Dann sind die na­tür­lich doch in der Stu­be, fünf oder sechs Män­ner – ha­ben sich einen Schlos­ser ge­holt oder mit ei­nem Diet­rich die Türe auf­ge­macht. Die Ket­te hat ja nicht vor­ge­le­gen, we­gen ih­rer Krank­heit hat sie nach Ot­tos Fort­gang nicht über­ge­ket­tet. Gra­de heu­te – sonst liegt die Ket­te im­mer vor.
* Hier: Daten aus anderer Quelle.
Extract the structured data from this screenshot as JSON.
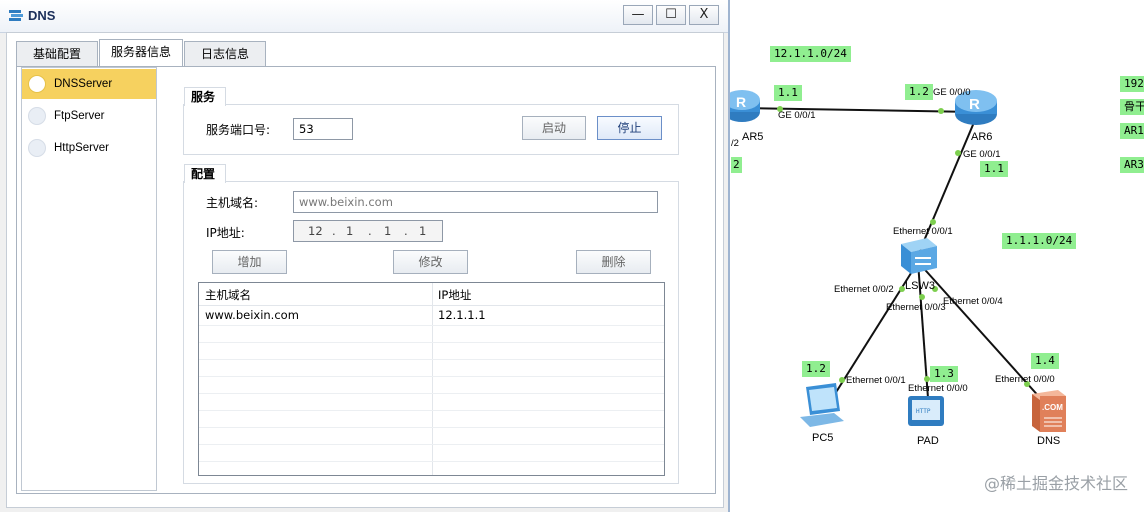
{
  "window": {
    "title": "DNS",
    "min_symbol": "—",
    "max_symbol": "☐",
    "close_symbol": "X"
  },
  "tabs": [
    {
      "label": "基础配置",
      "active": false
    },
    {
      "label": "服务器信息",
      "active": true
    },
    {
      "label": "日志信息",
      "active": false
    }
  ],
  "server_list": [
    {
      "label": "DNSServer",
      "selected": true
    },
    {
      "label": "FtpServer",
      "selected": false
    },
    {
      "label": "HttpServer",
      "selected": false
    }
  ],
  "service": {
    "group_title": "服务",
    "port_label": "服务端口号:",
    "port_value": "53",
    "start_label": "启动",
    "stop_label": "停止"
  },
  "config": {
    "group_title": "配置",
    "host_label": "主机域名:",
    "host_placeholder": "www.beixin.com",
    "ip_label": "IP地址:",
    "ip_octets": [
      "12",
      "1",
      "1",
      "1"
    ],
    "add_label": "增加",
    "modify_label": "修改",
    "delete_label": "删除",
    "table": {
      "columns": [
        "主机域名",
        "IP地址"
      ],
      "rows": [
        [
          "www.beixin.com",
          "12.1.1.1"
        ]
      ]
    }
  },
  "topology": {
    "subnet_tags": [
      "12.1.1.0/24",
      "1.1.1.0/24",
      "192",
      "骨干",
      "AR1",
      "AR3"
    ],
    "addr_tags": [
      "1.1",
      "1.2",
      "1.1",
      "1.2",
      "1.3",
      "1.4",
      "2"
    ],
    "port_labels": [
      "GE 0/0/0",
      "GE 0/0/1",
      "GE 0/0/1",
      "Ethernet 0/0/1",
      "Ethernet 0/0/2",
      "Ethernet 0/0/3",
      "Ethernet 0/0/4",
      "Ethernet 0/0/1",
      "Ethernet 0/0/0",
      "Ethernet 0/0/0",
      "/2"
    ],
    "devices": [
      "AR5",
      "AR6",
      "LSW3",
      "PC5",
      "PAD",
      "DNS"
    ],
    "watermark": "@稀土掘金技术社区"
  },
  "colors": {
    "link_label_bg": "#90ee90",
    "selected_item": "#f6d15f",
    "router_blue": "#3a8fd6"
  }
}
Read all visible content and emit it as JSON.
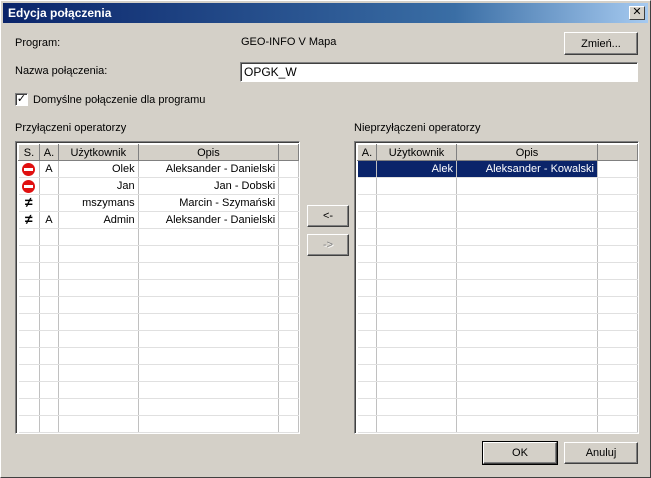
{
  "window": {
    "title": "Edycja połączenia",
    "close_glyph": "✕"
  },
  "program": {
    "label": "Program:",
    "value": "GEO-INFO V Mapa",
    "change_button": "Zmień..."
  },
  "connection": {
    "label": "Nazwa połączenia:",
    "value": "OPGK_W"
  },
  "default_checkbox": {
    "label": "Domyślne połączenie dla programu",
    "checked": true,
    "glyph": "✓"
  },
  "connected": {
    "title": "Przyłączeni operatorzy",
    "columns": [
      "S.",
      "A.",
      "Użytkownik",
      "Opis"
    ],
    "rows": [
      {
        "status_icon": "stop-icon",
        "a": "A",
        "user": "Olek",
        "desc": "Aleksander - Danielski"
      },
      {
        "status_icon": "stop-icon",
        "a": "",
        "user": "Jan",
        "desc": "Jan - Dobski"
      },
      {
        "status_icon": "not-equal-icon",
        "a": "",
        "user": "mszymans",
        "desc": "Marcin - Szymański"
      },
      {
        "status_icon": "not-equal-icon",
        "a": "A",
        "user": "Admin",
        "desc": "Aleksander - Danielski"
      }
    ]
  },
  "disconnected": {
    "title": "Nieprzyłączeni operatorzy",
    "columns": [
      "A.",
      "Użytkownik",
      "Opis"
    ],
    "rows": [
      {
        "a": "",
        "user": "Alek",
        "desc": "Aleksander - Kowalski",
        "selected": true
      }
    ]
  },
  "move_buttons": {
    "to_left": "<-",
    "to_right": "->"
  },
  "footer": {
    "ok": "OK",
    "cancel": "Anuluj"
  },
  "icons": {
    "neq_glyph": "≠"
  }
}
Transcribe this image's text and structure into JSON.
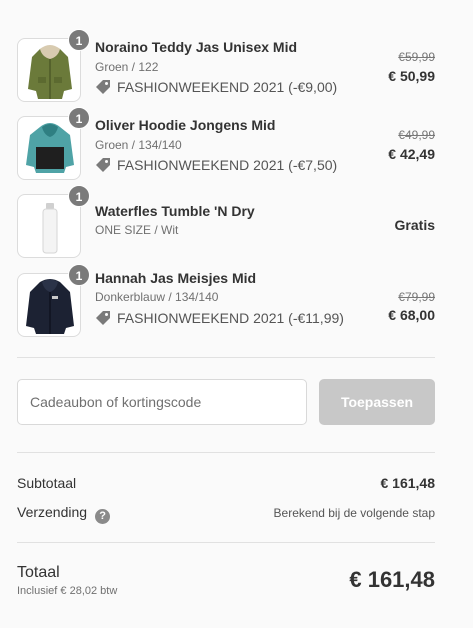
{
  "items": [
    {
      "name": "Noraino Teddy Jas Unisex Mid",
      "variant": "Groen / 122",
      "quantity": "1",
      "discount": "FASHIONWEEKEND 2021 (-€9,00)",
      "old_price": "€59,99",
      "price": "€ 50,99",
      "image": "green-parka-jacket"
    },
    {
      "name": "Oliver Hoodie Jongens Mid",
      "variant": "Groen / 134/140",
      "quantity": "1",
      "discount": "FASHIONWEEKEND 2021 (-€7,50)",
      "old_price": "€49,99",
      "price": "€ 42,49",
      "image": "teal-black-hoodie"
    },
    {
      "name": "Waterfles Tumble 'N Dry",
      "variant": "ONE SIZE / Wit",
      "quantity": "1",
      "price": "Gratis",
      "image": "white-water-bottle"
    },
    {
      "name": "Hannah Jas Meisjes Mid",
      "variant": "Donkerblauw / 134/140",
      "quantity": "1",
      "discount": "FASHIONWEEKEND 2021 (-€11,99)",
      "old_price": "€79,99",
      "price": "€ 68,00",
      "image": "navy-fleece-jacket"
    }
  ],
  "discount_code": {
    "placeholder": "Cadeaubon of kortingscode",
    "value": "",
    "apply_label": "Toepassen"
  },
  "summary": {
    "subtotal_label": "Subtotaal",
    "subtotal_value": "€ 161,48",
    "shipping_label": "Verzending",
    "shipping_value": "Berekend bij de volgende stap",
    "help_icon": "?"
  },
  "total": {
    "label": "Totaal",
    "tax_line": "Inclusief € 28,02 btw",
    "value": "€ 161,48"
  },
  "colors": {
    "background": "#fafafa",
    "button_disabled": "#c8c8c8",
    "badge": "#7a7a7a"
  }
}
»Sie hei­ßen Anna Quan­gel? Sie sind die Frau des Werk­meis­ters Otto Quan­gel?«

»Ja, lie­ber Herr. Schon acht­und­zwan­zig Jah­re.«

»Wa­rum ha­ben Sie nicht auf­ge­macht auf un­ser Klin­geln und Klop­fen?«

»Weil ich krank bin, lie­ber Herr. Ich hab die Grip­pe!«

»Spie­len Sie uns hier kein Thea­ter vor!«, schreit ein Di­cker in schwar­zer Uni­form da­zwi­schen. »Sie sind so we­nig krank wie mein Arsch! Sie si­mu­lie­ren bloß!«

Kom­missar Esche­rich winkt sei­nem Vor­ge­setz­ten be­ru­hi­gend zu. Dass die­se Frau wirk­lich krank ist, kann selbst ein Kind se­hen. Und viel­leicht ist es gut, dass sie krank ist: vie­le Leu­te schwat­zen im Fie­ber. Wäh­rend sei­ne Leu­te die Woh­nung zu durch­su­chen be­gin­nen, wen­det sich der Kom­missar wie­der zu der Frau. Er nimmt ihre hei­ße Hand und sagt teil­nahms­voll: »Frau Quan­gel, ich muss Ih­nen lei­der eine schlech­te Nach­richt brin­gen …«

Er macht eine Pau­se.

»Na?«, fragt die Frau, aber gar nicht ängst­lich.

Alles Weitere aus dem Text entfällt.